To follow these principles, I built a definition of CS sequentially, by first defining concepts that stakeholders in public education view as close to computer science, but often confuse for computer science. I then define some more concrete concepts related to computer science, and then use those words to eventually define computer science. Finally, I end with definitions of more advanced concepts related to computer science that are prevalent and of interest to public education stakeholders.
And with that setup, here are my proposed definitions:
- Software. Apps, websites, and other products and services that people use on computers, laptops, tablets, smartphones, and other digital devices that have computers in them.
- Educational technology. Software designed to support learning and teaching (e.g., grading software, math practice software).
- Computer use. Clicking, tapping, and typing on a computer to control what the computer does next.
- Computer programming.

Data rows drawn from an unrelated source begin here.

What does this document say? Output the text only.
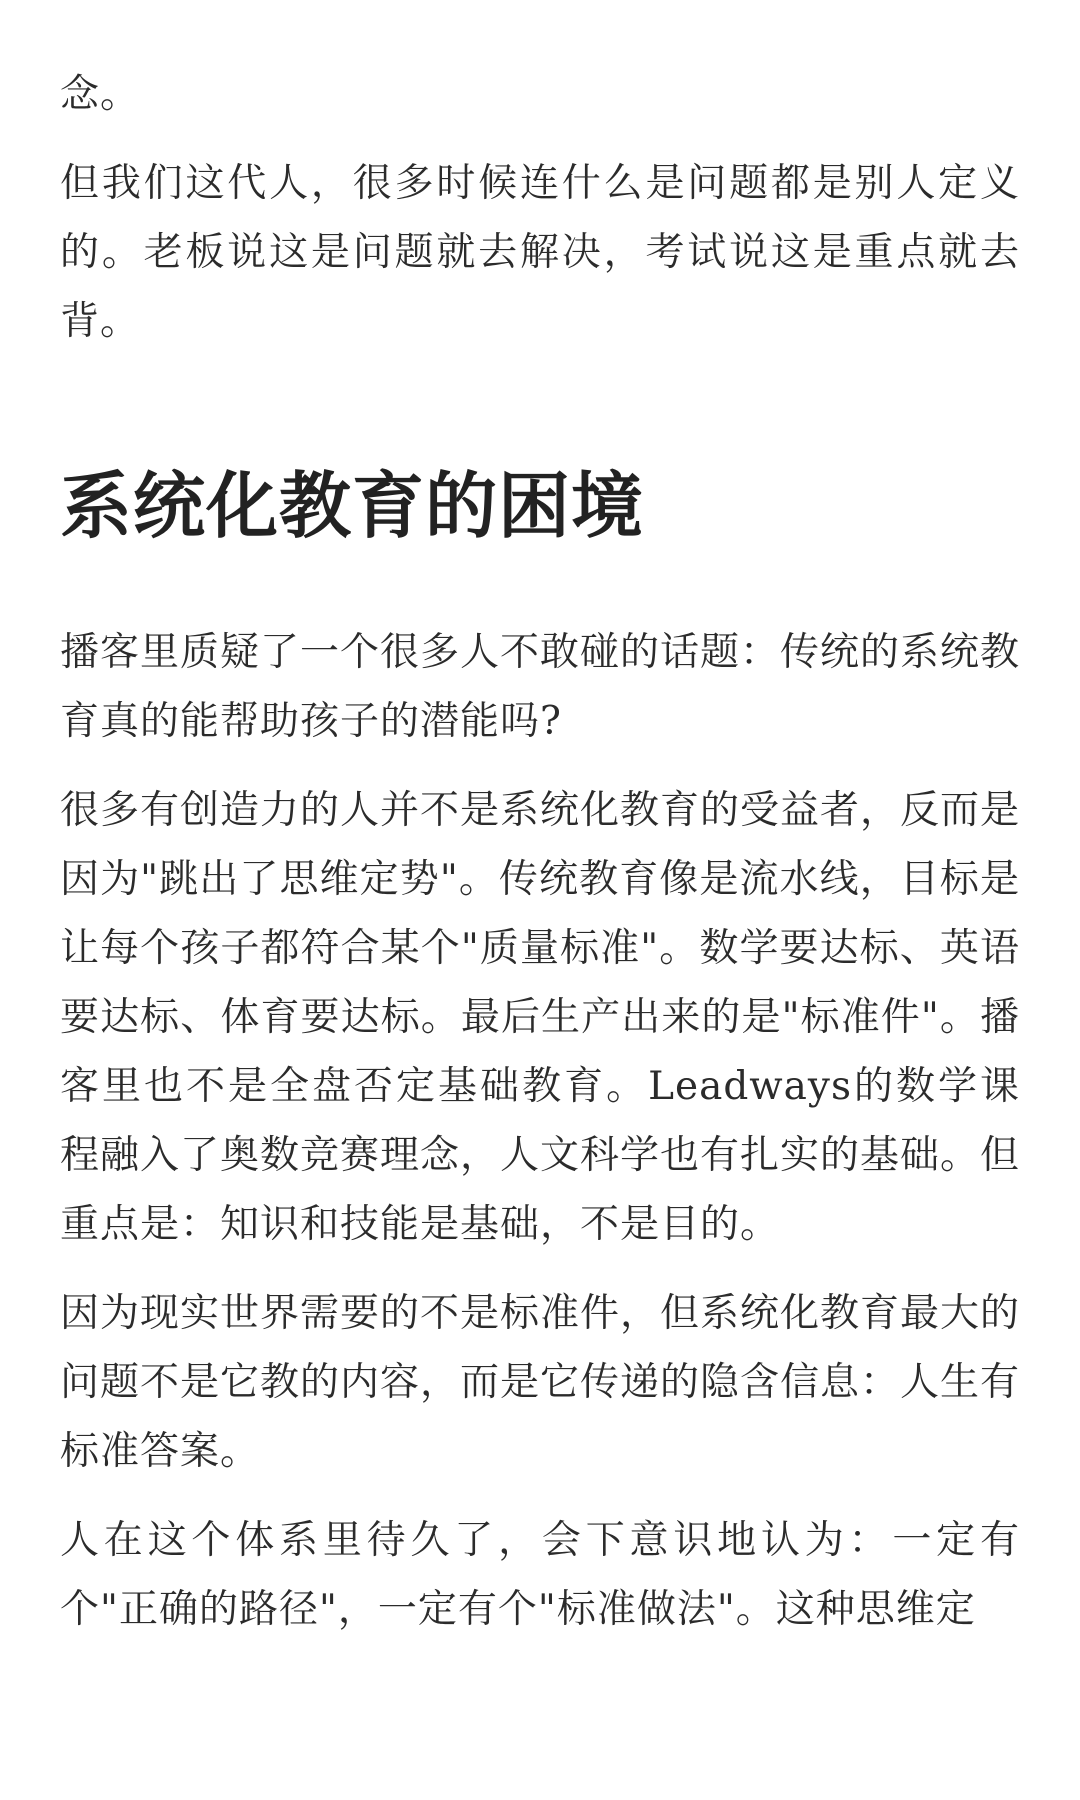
念。

但我们这代人，很多时候连什么是问题都是别人定义的。老板说这是问题就去解决，考试说这是重点就去背。

系统化教育的困境

播客里质疑了一个很多人不敢碰的话题：传统的系统教育真的能帮助孩子的潜能吗?

很多有创造力的人并不是系统化教育的受益者，反而是因为"跳出了思维定势"。传统教育像是流水线，目标是让每个孩子都符合某个"质量标准"。数学要达标、英语要达标、体育要达标。最后生产出来的是"标准件"。播客里也不是全盘否定基础教育。Leadways的数学课程融入了奥数竞赛理念，人文科学也有扎实的基础。但重点是：知识和技能是基础，不是目的。

因为现实世界需要的不是标准件，但系统化教育最大的问题不是它教的内容，而是它传递的隐含信息：人生有标准答案。

人在这个体系里待久了，会下意识地认为：一定有个"正确的路径"，一定有个"标准做法"。这种思维定
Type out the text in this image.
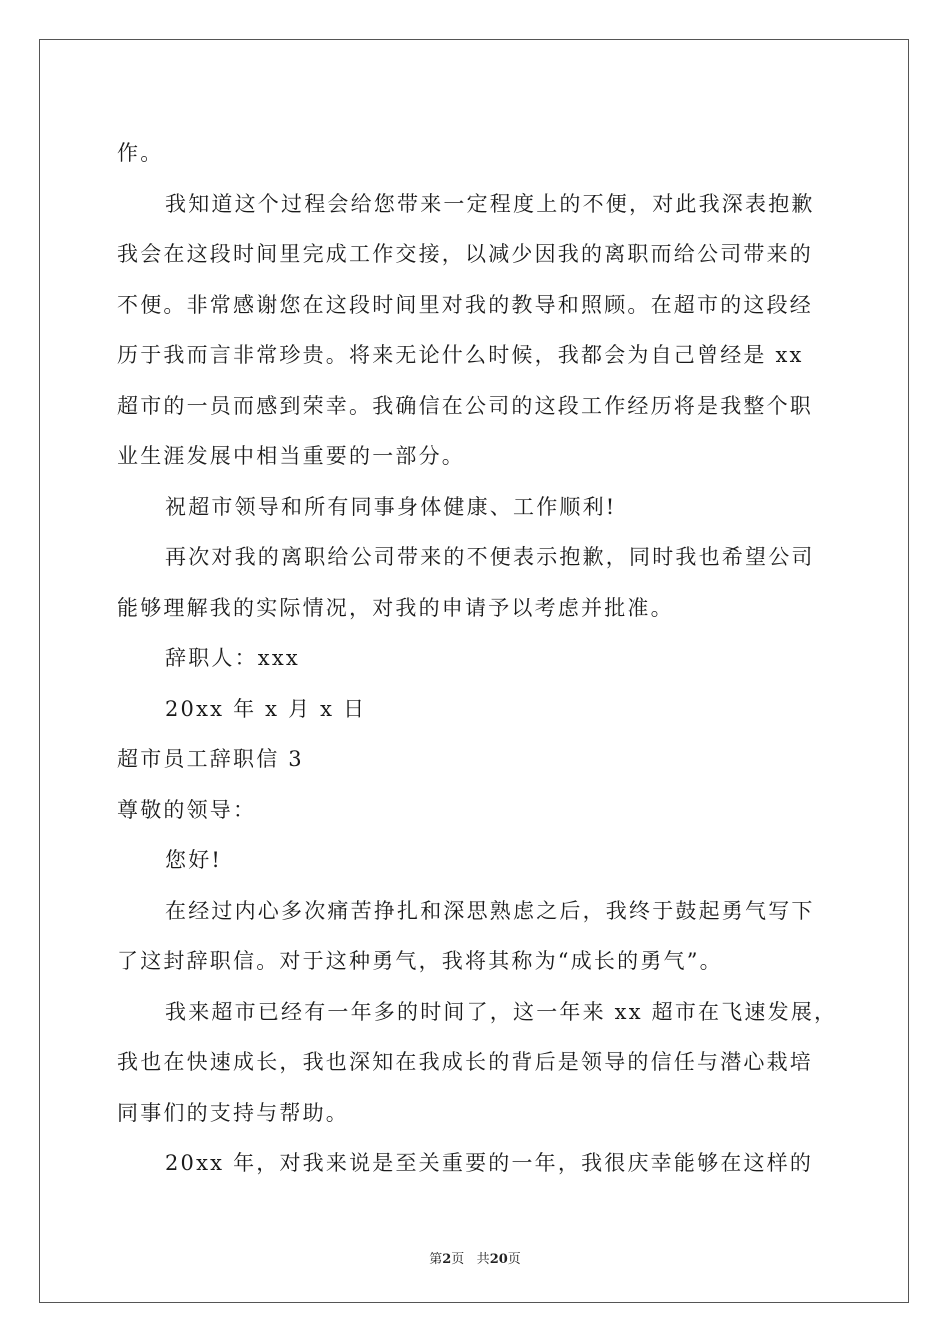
作。
我知道这个过程会给您带来一定程度上的不便，对此我深表抱歉
我会在这段时间里完成工作交接，以减少因我的离职而给公司带来的
不便。非常感谢您在这段时间里对我的教导和照顾。在超市的这段经
历于我而言非常珍贵。将来无论什么时候，我都会为自己曾经是 xx
超市的一员而感到荣幸。我确信在公司的这段工作经历将是我整个职
业生涯发展中相当重要的一部分。
祝超市领导和所有同事身体健康、工作顺利!
再次对我的离职给公司带来的不便表示抱歉，同时我也希望公司
能够理解我的实际情况，对我的申请予以考虑并批准。
辞职人：xxx
20xx 年 x 月 x 日
超市员工辞职信 3
尊敬的领导：
您好!
在经过内心多次痛苦挣扎和深思熟虑之后，我终于鼓起勇气写下
了这封辞职信。对于这种勇气，我将其称为“成长的勇气”。
我来超市已经有一年多的时间了，这一年来 xx 超市在飞速发展，
我也在快速成长，我也深知在我成长的背后是领导的信任与潜心栽培
同事们的支持与帮助。
20xx 年，对我来说是至关重要的一年，我很庆幸能够在这样的
第2页 共20页
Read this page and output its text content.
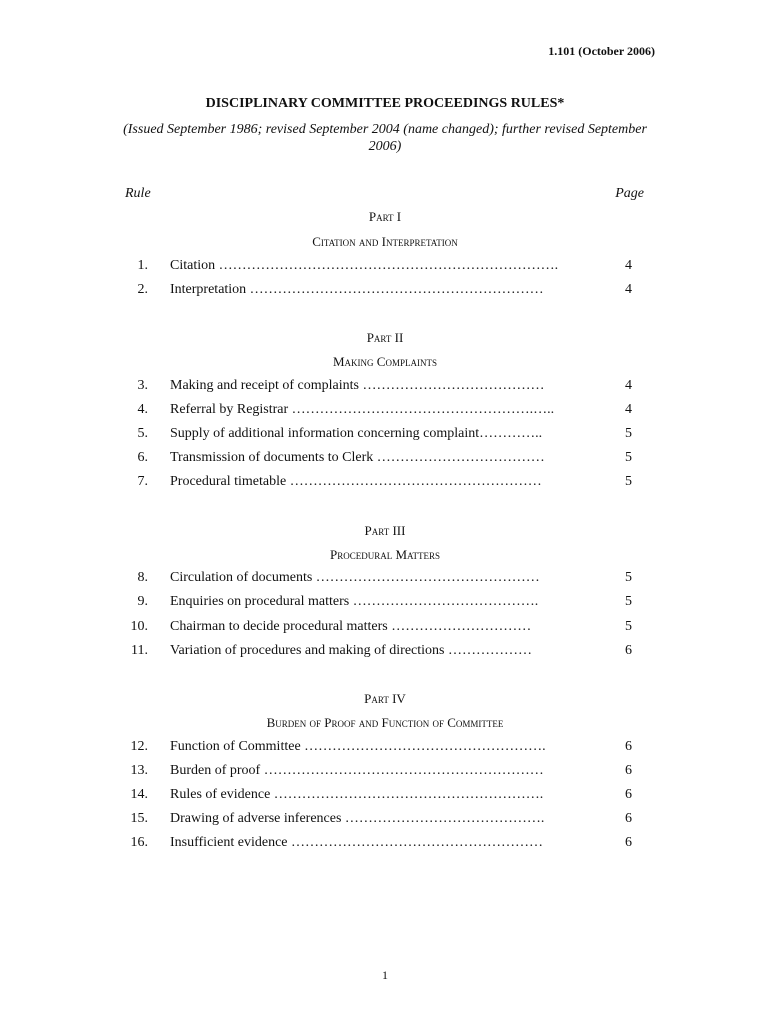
1.101 (October 2006)
DISCIPLINARY COMMITTEE PROCEEDINGS RULES*
(Issued September 1986; revised September 2004 (name changed); further revised September 2006)
Rule	Page
Part I
Citation and Interpretation
1. Citation ……………………………………………………………….	4
2. Interpretation ………………………………………………………	4
Part II
Making Complaints
3. Making and receipt of complaints …………………………………	4
4. Referral by Registrar …………………………………………….…..	4
5. Supply of additional information concerning complaint…………..	5
6. Transmission of documents to Clerk ………………………………	5
7. Procedural timetable ………………………………………………	5
Part III
Procedural Matters
8. Circulation of documents …………………………………………	5
9. Enquiries on procedural matters ………………………………….	5
10. Chairman to decide procedural matters …………………………	5
11. Variation of procedures and making of directions ………………	6
Part IV
Burden of Proof and Function of Committee
12. Function of Committee …………………………………………….	6
13. Burden of proof ……………………………………………………	6
14. Rules of evidence ………………………………………………….	6
15. Drawing of adverse inferences …………………………………….	6
16. Insufficient evidence ………………………………………………	6
1
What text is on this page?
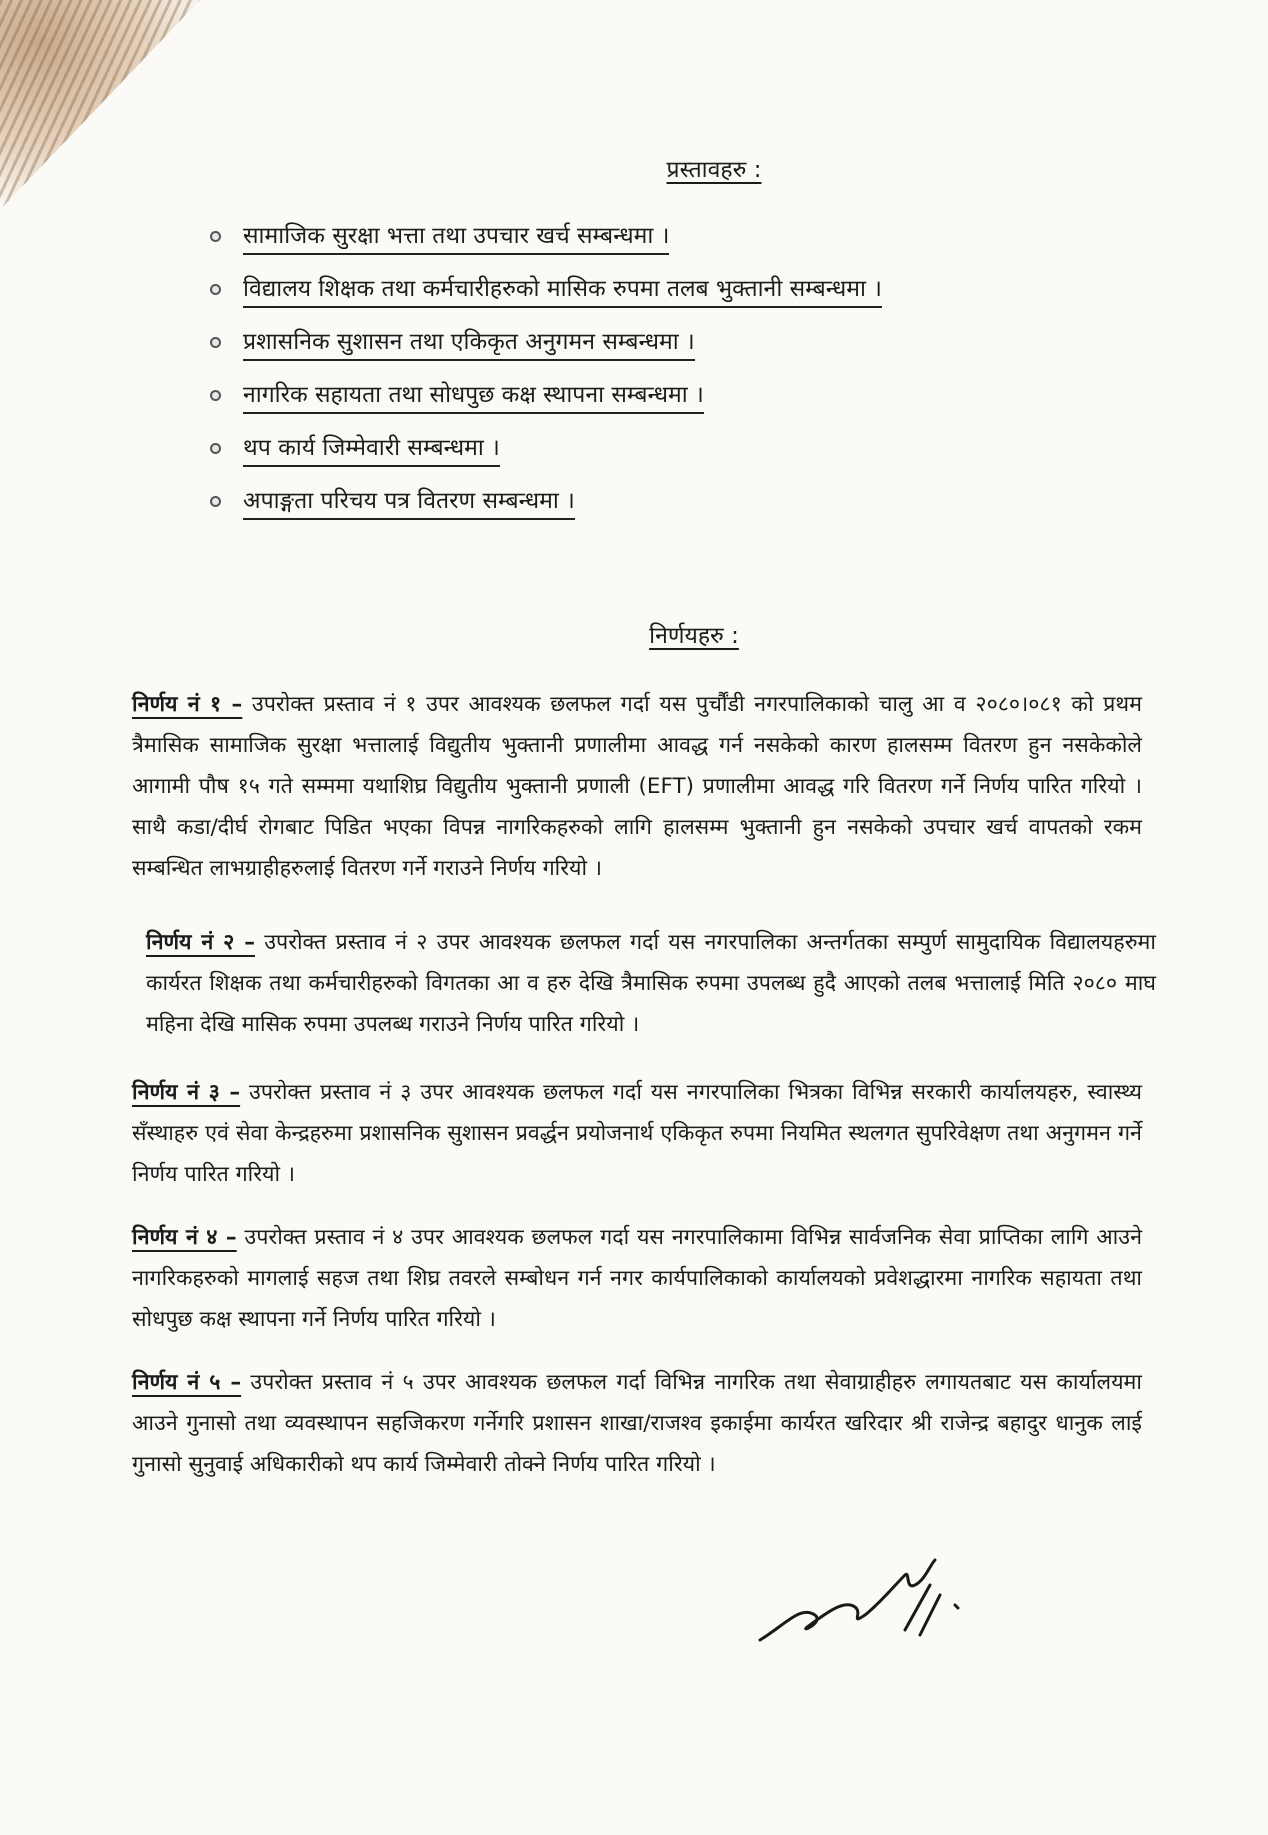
प्रस्तावहरु :
सामाजिक सुरक्षा भत्ता तथा उपचार खर्च सम्बन्धमा ।
विद्यालय शिक्षक तथा कर्मचारीहरुको मासिक रुपमा तलब भुक्तानी सम्बन्धमा ।
प्रशासनिक सुशासन तथा एकिकृत अनुगमन सम्बन्धमा ।
नागरिक सहायता तथा सोधपुछ कक्ष स्थापना सम्बन्धमा ।
थप कार्य जिम्मेवारी सम्बन्धमा ।
अपाङ्गता परिचय पत्र वितरण सम्बन्धमा ।
निर्णयहरु :

निर्णय नं १ – उपरोक्त प्रस्ताव नं १ उपर आवश्यक छलफल गर्दा यस पुर्चौंडी नगरपालिकाको चालु आ व २०८०।०८१ को प्रथम त्रैमासिक सामाजिक सुरक्षा भत्तालाई विद्युतीय भुक्तानी प्रणालीमा आवद्ध गर्न नसकेको कारण हालसम्म वितरण हुन नसकेकोले आगामी पौष १५ गते सम्ममा यथाशिघ्र विद्युतीय भुक्तानी प्रणाली (EFT) प्रणालीमा आवद्ध गरि वितरण गर्ने निर्णय पारित गरियो । साथै कडा/दीर्घ रोगबाट पिडित भएका विपन्न नागरिकहरुको लागि हालसम्म भुक्तानी हुन नसकेको उपचार खर्च वापतको रकम सम्बन्धित लाभग्राहीहरुलाई वितरण गर्ने गराउने निर्णय गरियो ।

निर्णय नं २ – उपरोक्त प्रस्ताव नं २ उपर आवश्यक छलफल गर्दा यस नगरपालिका अन्तर्गतका सम्पुर्ण सामुदायिक विद्यालयहरुमा कार्यरत शिक्षक तथा कर्मचारीहरुको विगतका आ व हरु देखि त्रैमासिक रुपमा उपलब्ध हुदै आएको तलब भत्तालाई मिति २०८० माघ महिना देखि मासिक रुपमा उपलब्ध गराउने निर्णय पारित गरियो ।

निर्णय नं ३ – उपरोक्त प्रस्ताव नं ३ उपर आवश्यक छलफल गर्दा यस नगरपालिका भित्रका विभिन्न सरकारी कार्यालयहरु, स्वास्थ्य सँस्थाहरु एवं सेवा केन्द्रहरुमा प्रशासनिक सुशासन प्रवर्द्धन प्रयोजनार्थ एकिकृत रुपमा नियमित स्थलगत सुपरिवेक्षण तथा अनुगमन गर्ने निर्णय पारित गरियो ।

निर्णय नं ४ – उपरोक्त प्रस्ताव नं ४ उपर आवश्यक छलफल गर्दा यस नगरपालिकामा विभिन्न सार्वजनिक सेवा प्राप्तिका लागि आउने नागरिकहरुको मागलाई सहज तथा शिघ्र तवरले सम्बोधन गर्न नगर कार्यपालिकाको कार्यालयको प्रवेशद्धारमा नागरिक सहायता तथा सोधपुछ कक्ष स्थापना गर्ने निर्णय पारित गरियो ।

निर्णय नं ५ – उपरोक्त प्रस्ताव नं ५ उपर आवश्यक छलफल गर्दा विभिन्न नागरिक तथा सेवाग्राहीहरु लगायतबाट यस कार्यालयमा आउने गुनासो तथा व्यवस्थापन सहजिकरण गर्नेगरि प्रशासन शाखा/राजश्व इकाईमा कार्यरत खरिदार श्री राजेन्द्र बहादुर धानुक लाई गुनासो सुनुवाई अधिकारीको थप कार्य जिम्मेवारी तोक्ने निर्णय पारित गरियो ।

Clicking, tapping, and typing on a computer to write, test, and revise instructions that control what a computer will do in the future.
- Coding. A synonym of computer programming.
- Program. The final product of computer programming; an essential part of software.
- Software engineering. Programming, usually in teams, with the goal of creating software for others to use.
- Computational thinking. Abstract, precise, and creative reasoning about how to solve problems with programs.
- Data science. The use of data, statistics, and programs to answer questions about the world.
- Artificial intelligence. Programs that can do things that humans can do, such as speak, understand language, perceive the world, answer questions, and make complex decisions (e.g., autonomous robots can navigate the world like people, digital assistants can do some things that human assistants can do, web search can do some things that librarians can do).
- Machine learning. Algorithms that create programs from data, often used to enable artificial intelligence (e.g., using large data sets of medical images labeled as cancerous or not to classify whether future images contain cancer).
- Computer science. The academic discipline that studies both human and technical aspects of computer use, computational thinking, programs, programming, software, and software engineering.
- Computing. Computer science, plus other academic disciplines that study related phenomena, including 1) computer hardware and its design and construction; 2) information and how to collect, process, store, and distribute it in society; 3) how computers and society mutually shape each other.
- Computer science education. Any context of formal education that teaches concepts and skills studied in computer science.
- Computing education. Any context of formal education that teaches concepts and skills studied in computing.
These obviously aren’t perfect. I don’t know if perfect is possible with words. And I highly doubt they’ll be widely adopted within computer science. But I hope that human-centered definitions like these will be adopted in Washington state, lowering one barrier to public education stakeholders offering CS to every student, in every year of their education.
What do you think of the definitions? If you’re a computer scientist, are you angered by their informality and imprecision and the omission of the word “algorithm”? If you’re not a computer scientist, do they make sense?